Trent me miró con una media sonrisa y la diversión pintada en los ojos. Pero… Había algo más que no sabía identificar. Lo pasé por alto.
-Como todos: nerviosa y asustada.
Le respondí con una sonrisa. Me puso una mano en el hombro para intentar tranquilizarme y me lo apretó suavemente.
-Tranquilo, todo va a salir bien.
Sabía que era mentira pero sentaba bien que alguien lo dijera de vez en cuando. Lo miré dándole las gracias con la mirada.
De repente, la cara de Trent se puso seria y sus ojos se abrieron sobremanera. Su cuerpo se congeló y se quedó en el sitio, sin hacer movimiento alguno.
Sabía que algo muy malo pasaba, por un momento dudé si seguir la mirada de Trent o desviarla y no ver lo que pasaba. Pero era demasiado tarde, mis ojos ya estaban mirando hacia delante.
Rojo. Rojo por todas partes. Solo veía eso y, aunque quisiera mirar otra cosa, no podía.

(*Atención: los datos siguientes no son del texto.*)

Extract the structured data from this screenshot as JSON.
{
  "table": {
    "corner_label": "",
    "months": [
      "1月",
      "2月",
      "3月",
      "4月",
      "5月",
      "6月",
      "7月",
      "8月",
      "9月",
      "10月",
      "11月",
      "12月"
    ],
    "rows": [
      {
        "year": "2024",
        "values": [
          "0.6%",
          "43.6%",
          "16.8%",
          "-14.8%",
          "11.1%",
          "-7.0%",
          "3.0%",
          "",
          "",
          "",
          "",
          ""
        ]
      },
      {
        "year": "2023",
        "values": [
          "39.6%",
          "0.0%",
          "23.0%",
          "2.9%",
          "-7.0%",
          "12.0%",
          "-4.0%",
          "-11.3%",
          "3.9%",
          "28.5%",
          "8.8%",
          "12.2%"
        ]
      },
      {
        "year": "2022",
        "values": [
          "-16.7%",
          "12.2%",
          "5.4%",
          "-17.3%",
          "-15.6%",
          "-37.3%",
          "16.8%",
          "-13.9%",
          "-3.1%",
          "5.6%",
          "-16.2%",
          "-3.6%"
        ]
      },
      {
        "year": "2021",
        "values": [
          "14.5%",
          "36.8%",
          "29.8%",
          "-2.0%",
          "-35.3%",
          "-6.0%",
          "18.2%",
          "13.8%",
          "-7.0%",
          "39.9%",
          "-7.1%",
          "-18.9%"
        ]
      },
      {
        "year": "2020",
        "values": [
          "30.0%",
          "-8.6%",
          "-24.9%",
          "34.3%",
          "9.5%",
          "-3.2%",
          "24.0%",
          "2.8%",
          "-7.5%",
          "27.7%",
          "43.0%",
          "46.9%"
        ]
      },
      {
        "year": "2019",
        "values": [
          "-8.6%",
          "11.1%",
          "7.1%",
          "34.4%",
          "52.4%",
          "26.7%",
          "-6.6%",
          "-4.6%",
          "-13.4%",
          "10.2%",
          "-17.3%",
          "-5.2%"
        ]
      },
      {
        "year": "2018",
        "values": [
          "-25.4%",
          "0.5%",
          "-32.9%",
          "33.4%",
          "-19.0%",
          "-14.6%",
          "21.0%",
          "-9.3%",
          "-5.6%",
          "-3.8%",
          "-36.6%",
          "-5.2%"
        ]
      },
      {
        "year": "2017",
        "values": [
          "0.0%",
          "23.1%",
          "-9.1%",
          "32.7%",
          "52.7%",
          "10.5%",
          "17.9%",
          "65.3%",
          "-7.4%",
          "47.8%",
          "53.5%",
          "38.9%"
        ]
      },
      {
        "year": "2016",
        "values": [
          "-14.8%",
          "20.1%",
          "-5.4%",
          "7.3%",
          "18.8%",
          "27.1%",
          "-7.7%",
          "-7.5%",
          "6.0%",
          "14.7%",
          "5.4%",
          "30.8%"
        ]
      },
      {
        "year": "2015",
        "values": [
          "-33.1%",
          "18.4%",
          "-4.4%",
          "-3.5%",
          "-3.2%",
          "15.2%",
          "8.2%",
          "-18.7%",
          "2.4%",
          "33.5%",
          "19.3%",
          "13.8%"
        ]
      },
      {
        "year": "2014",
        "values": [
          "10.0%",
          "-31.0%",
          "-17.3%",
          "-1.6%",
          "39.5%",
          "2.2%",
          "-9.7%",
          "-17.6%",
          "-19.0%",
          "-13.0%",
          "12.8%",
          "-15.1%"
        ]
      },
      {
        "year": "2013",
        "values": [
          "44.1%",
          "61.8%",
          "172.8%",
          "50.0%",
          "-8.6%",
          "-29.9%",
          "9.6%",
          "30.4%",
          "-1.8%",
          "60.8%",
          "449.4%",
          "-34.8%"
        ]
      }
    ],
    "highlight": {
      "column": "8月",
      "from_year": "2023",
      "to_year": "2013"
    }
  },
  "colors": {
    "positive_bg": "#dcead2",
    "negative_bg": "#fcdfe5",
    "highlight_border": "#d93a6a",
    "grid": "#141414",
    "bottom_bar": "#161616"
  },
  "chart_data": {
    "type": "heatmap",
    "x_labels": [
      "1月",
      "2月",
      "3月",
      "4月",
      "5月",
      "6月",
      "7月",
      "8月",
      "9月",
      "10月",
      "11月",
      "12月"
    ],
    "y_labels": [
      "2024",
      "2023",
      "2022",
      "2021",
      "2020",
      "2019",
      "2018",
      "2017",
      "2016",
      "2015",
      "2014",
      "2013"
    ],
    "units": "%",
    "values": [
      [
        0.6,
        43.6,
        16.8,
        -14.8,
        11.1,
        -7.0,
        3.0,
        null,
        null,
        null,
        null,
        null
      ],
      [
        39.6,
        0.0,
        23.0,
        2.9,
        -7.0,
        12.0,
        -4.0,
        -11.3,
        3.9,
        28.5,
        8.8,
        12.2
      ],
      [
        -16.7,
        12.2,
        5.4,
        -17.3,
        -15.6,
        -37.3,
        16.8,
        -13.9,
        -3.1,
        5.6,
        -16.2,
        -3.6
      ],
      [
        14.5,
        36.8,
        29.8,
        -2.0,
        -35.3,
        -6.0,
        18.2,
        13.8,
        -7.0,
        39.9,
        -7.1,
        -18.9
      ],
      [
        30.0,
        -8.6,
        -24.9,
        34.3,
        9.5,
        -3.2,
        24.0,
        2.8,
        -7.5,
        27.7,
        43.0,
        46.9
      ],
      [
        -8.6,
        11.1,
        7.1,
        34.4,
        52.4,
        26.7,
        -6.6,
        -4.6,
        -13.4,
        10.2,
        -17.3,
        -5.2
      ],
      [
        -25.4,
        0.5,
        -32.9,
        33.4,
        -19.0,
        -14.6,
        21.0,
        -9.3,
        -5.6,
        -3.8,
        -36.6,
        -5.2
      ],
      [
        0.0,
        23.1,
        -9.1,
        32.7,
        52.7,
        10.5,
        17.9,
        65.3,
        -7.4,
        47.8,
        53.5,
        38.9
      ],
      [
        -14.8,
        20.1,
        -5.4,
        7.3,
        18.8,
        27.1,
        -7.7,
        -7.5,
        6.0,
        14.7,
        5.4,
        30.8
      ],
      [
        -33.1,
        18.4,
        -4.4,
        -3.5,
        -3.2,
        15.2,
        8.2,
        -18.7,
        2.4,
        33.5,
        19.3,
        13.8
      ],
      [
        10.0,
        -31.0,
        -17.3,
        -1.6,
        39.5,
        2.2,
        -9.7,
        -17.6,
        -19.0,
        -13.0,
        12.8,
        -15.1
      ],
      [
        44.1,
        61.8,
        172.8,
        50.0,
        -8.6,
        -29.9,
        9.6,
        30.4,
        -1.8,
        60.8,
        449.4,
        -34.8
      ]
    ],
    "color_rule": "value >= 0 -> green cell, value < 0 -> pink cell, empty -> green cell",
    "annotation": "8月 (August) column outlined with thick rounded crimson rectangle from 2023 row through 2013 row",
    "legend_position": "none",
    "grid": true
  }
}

Unos puntos rojos y perfectamente redondos se esparcían y se juntaban cada vez más hasta hacer una mancha más grande que subía poco a poco hasta meterse en un corazón. Deseaba con todas mis fuerzas que aquella mancha siguiese ese camino, de vuelta al corazón, pero no hacía caso a mis súplicas y recorría el sentido contrario, dejando todo vacío.
Una daga había abierto el camino para tanto color rojo. Una daga insultántemente colorida y llena de piedras preciosas. Me hubiera gustado decir que las piedras eran igual de preciosas que la chica al que pertenecía aquel corazón vacío, pero sabía que los que habían hecho eso lo hacían para insultarnos.
Boca entreabierta, ojos abiertos y mejillas mojadas. Identifiqué enseguida la cara de aquella chica. No podía ser. No se lo merecía. Aquella cara que siempre veía con una sonrisa estaba tintada de puro terror. Aquella chica, que siempre veía dando saltos por el Palacio, animando a cualquier persona fueran cuales fueran las circunstancias, estaba ahora sentada en el suelo con una daga en el corazón y su vestido tintado con aquella horrenda mancha roja.
-Felicia…
Nos habíamos quedado tan impresionados que no habíamos oído la puerta de la habitación de Gabrielle abrirse. Trent y yo miramos hacia allí y vimos a Gabrielle con las manos en la boca y los ojos llorosos mirando a su amiga mientras negaba con la cabeza. Intentaba guardar la compostura, pero el llanto la ganó y se derrumbó en el suelo hundiéndose en un mar de lágrimas.
Fui a su lado y la rodeé con un brazo. Ella se giró hacia mí buscando refugio mientras yo la abrazaba con fuerza.

Entonces vi cómo Trent se acercaba al cuerpo de Felicia y cogía de su mano derecha ensangrentada un papel perfectamente blanco y sin ninguna mancha. Desplegó el papel con cuidado y lo leyó para él. Me miró y giró el papel para que yo lo viera: “Que empiece la guerra”.